MCUFOH_ERRID_DIO_FAILURE

This error is notified when setting of SPI Chip Select GPIO fails

MCUFOH_E2EPROCTECTERR_INIT

This error is notified when E2E Protect Init fails

MCUFOH_E2ECHECKERR_INIT

This error is notified when E2E Check Init fails

MCUFOH_SPIERR_TRANSMIT

This error is notified when previous SPI transaction failed

MCUFOH_SPIERR_TRANSMIT_REJECT

This error is notified when Spi_AsyncTransmit fails

R_SpiRxProcess (Trigger interface)

This interface receives trigger events when data from SoC is transferred by SPI and ready to consume.

R_McuData (Sender-Receiver interface, Mcu_Foh: Receiver)

The interface receives data from MCU application software to send to FSI. The received data should be persisted. This data is opaque to MCU FoH

API

Argument

Type

Range/Enum/Value

Notes for integrator

Rte_Send_P_SR_McuData_McuData

McuData

SS_McuData_t

Array of 252 bytes

Mcu Application should use this interface to send its data over to FSI

  • P_StartMontitoring (Client-Server interface, Mcu_Foh: Server)

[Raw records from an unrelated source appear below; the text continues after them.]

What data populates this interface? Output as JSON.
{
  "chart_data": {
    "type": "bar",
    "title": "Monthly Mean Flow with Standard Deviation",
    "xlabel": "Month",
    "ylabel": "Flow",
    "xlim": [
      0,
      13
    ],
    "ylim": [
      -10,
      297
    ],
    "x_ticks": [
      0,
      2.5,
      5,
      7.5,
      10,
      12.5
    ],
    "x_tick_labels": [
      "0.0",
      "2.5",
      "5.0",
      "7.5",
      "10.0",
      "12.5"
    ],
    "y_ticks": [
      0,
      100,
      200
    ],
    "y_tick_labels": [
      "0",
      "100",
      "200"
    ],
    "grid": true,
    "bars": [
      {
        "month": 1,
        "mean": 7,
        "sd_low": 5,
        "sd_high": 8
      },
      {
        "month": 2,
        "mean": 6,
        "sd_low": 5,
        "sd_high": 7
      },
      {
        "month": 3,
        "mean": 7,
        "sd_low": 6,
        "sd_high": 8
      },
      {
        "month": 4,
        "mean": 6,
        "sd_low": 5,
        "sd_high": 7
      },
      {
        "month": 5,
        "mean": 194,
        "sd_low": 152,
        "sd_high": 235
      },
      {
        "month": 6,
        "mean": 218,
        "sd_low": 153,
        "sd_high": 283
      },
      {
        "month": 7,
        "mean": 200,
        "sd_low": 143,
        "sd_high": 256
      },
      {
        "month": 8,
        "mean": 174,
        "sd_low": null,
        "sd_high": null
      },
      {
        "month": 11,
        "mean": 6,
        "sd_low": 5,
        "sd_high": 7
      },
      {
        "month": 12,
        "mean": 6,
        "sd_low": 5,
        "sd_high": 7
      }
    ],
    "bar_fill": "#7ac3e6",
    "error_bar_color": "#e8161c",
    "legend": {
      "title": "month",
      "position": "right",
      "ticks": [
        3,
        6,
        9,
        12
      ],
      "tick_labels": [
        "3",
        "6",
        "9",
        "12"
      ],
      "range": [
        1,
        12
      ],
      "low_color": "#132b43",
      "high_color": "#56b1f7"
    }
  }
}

Interface to invoke Mcu FoH to start monitoring the SoC error pin of Thor and to start the SPI communication with FSI for receiving Thor failure information

Note

MCU FOH continues monitoring SOC error pin when Thor is powered-off or when it is undergoing L2 Reset. It stops SPI communication with FSI FOH when Thor is powered-off or when it is undergoing L2 Reset. L2 reset is a hard reset triggered on Thor when a DRAM ECC uncorrected error is reported.

API

Argument

Type

Range/Enum/Value

Notes for integrator

Rte_Call_R_CS_StartMontitoring_ StartMonitoring

startDelay

uint32

0 to MAX in ms

The application on MCU, which is aware of the Thor power states that should connect to this interface. This application should invoke this interface to start monitoring Thor when Thor is powered on in functional mode. The application should pass the appropriate startDelay. Based on the startDelay in ms, MCU FOH waits for this time interval before it starts the SPI communication and SoC error pin monitoring. MCU Customer should call StartMonitoring only after releasing the reset of Thor (cold boot). Otherwise, MCU_FOH detects false failures. The delay is necessary to account for the Thor boot-up time. SoC_ERROR pin starts toggling with a short delay after releasing Thor reset. The delay is the input parameter for StartMonitoring .

Source Path#

Dependencies on Other Elements of NVIDIA DriveOS Software#

  • NvMCU_SwModules includes the software components executed on Safety MCU and the BootChain-Configuration Library.